In sintesi, i fondi alternativi presuppongono un elevato investimento minimo richiesto (250 mila euro per gli investitori privati), danno una pressoché totale libertà di movimento sui mercati ai gestori, anche se l’investimento azionario è quello predominante, e offrono la possibilità di assumere posizioni attraverso l’utilizzo della leva finanziaria. Una delle strategie più comuni utilizzate dai money manager alternativi è appunto andare short, cioè realizzare un profitto quando scendono i prezzi.
In gergo tecnico questo sistema si definisce “vendita allo scoperto”, in altre parole vendere un titolo azionario che non si possiede (perché qualcuno, in genere le banche d’investimento, lo concede in prestito provvisoriamente), per poi riacquistarlo in seguito e guadagnare sulla discrepanza di prezzo. Questo sistema permette di realizzare un investimento (anche di medio-lungo termine) per scovare profitto sulla possibilità che un titolo perda valore, poiché si presume che il valore al quale si riacquisterà in futuro sarà inferiore al prezzo di vendita.
Altra cosa sono i fondi di private equity, che per parecchi anni sono stati indicati come il male assoluto del mondo della finanza e non per niente venivano definiti fondi locusta. Poi, specie negli ultimi anni, questi strumenti hanno assunto un peso sempre maggiore nel panorama economico.
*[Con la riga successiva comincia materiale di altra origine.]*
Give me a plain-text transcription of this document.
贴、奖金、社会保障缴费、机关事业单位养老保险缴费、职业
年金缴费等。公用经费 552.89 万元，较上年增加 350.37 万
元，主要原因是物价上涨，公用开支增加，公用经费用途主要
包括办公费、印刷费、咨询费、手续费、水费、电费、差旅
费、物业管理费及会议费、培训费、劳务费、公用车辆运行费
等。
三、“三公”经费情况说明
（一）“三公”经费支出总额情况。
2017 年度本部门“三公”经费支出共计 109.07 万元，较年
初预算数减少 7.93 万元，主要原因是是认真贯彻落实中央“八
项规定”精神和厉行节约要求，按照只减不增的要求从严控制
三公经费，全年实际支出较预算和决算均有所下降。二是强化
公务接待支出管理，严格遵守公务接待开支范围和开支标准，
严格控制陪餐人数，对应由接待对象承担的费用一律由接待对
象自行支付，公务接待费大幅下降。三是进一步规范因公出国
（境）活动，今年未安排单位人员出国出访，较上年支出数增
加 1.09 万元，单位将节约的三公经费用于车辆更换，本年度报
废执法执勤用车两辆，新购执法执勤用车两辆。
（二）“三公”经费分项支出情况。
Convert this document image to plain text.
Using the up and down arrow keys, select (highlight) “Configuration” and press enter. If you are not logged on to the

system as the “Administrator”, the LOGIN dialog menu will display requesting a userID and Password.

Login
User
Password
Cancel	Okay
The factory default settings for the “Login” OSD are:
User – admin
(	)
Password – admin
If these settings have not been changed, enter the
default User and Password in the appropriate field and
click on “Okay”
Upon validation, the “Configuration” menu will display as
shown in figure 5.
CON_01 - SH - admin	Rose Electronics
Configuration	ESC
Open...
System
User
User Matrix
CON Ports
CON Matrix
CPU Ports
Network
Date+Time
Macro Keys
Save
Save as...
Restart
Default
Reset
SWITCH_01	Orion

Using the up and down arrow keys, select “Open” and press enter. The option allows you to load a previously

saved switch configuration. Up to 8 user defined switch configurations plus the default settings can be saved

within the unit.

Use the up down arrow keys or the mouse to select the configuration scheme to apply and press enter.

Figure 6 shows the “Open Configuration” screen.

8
In sintesi i fondi di private equity sono fondi mobiliari chiusi che raccolgono capitali da privati e istituzionali, come banche, fondazioni, compagnie di assicurazione e fondi pensione al fine di investirli in aziende non quotate che evidenziano secondo le loro analisi un alto potenziale di crescita. Nella gran parte dei casi l’obiettivo di questi veicoli d’investimento è sostenere sia nella fase di start up, sia nei periodi critici lo sviluppo delle società per poi trarne profitto, spesso attraverso la quotazione in Borsa.
Quindi i fondi di private equity vantano un’anima ambivalente: le loro quote possono essere acquistate da un investitore privato che vuole diversificare il portafoglio allocando i propri denari in uno strumento assolutamente decorrelato dai mercati e, al tempo stesso, questi fondi possono rivelarsi interessanti per gli imprenditori alla ricerca di partner in possesso dell’expertise, della familiarità con i network internazionali e, soprattutto, della liquidità indispensabili per crescere in uno scenario sempre più complicato per la presenza di nuovi player sul mercato internazionale, come gli emerging in generale e Cina e India, in particolare. Un fattore da non trascurare nella patria delle piccole e medie aziende, che da sempre, tuttavia, evidenziano un’atavica sottocapitalizzazione.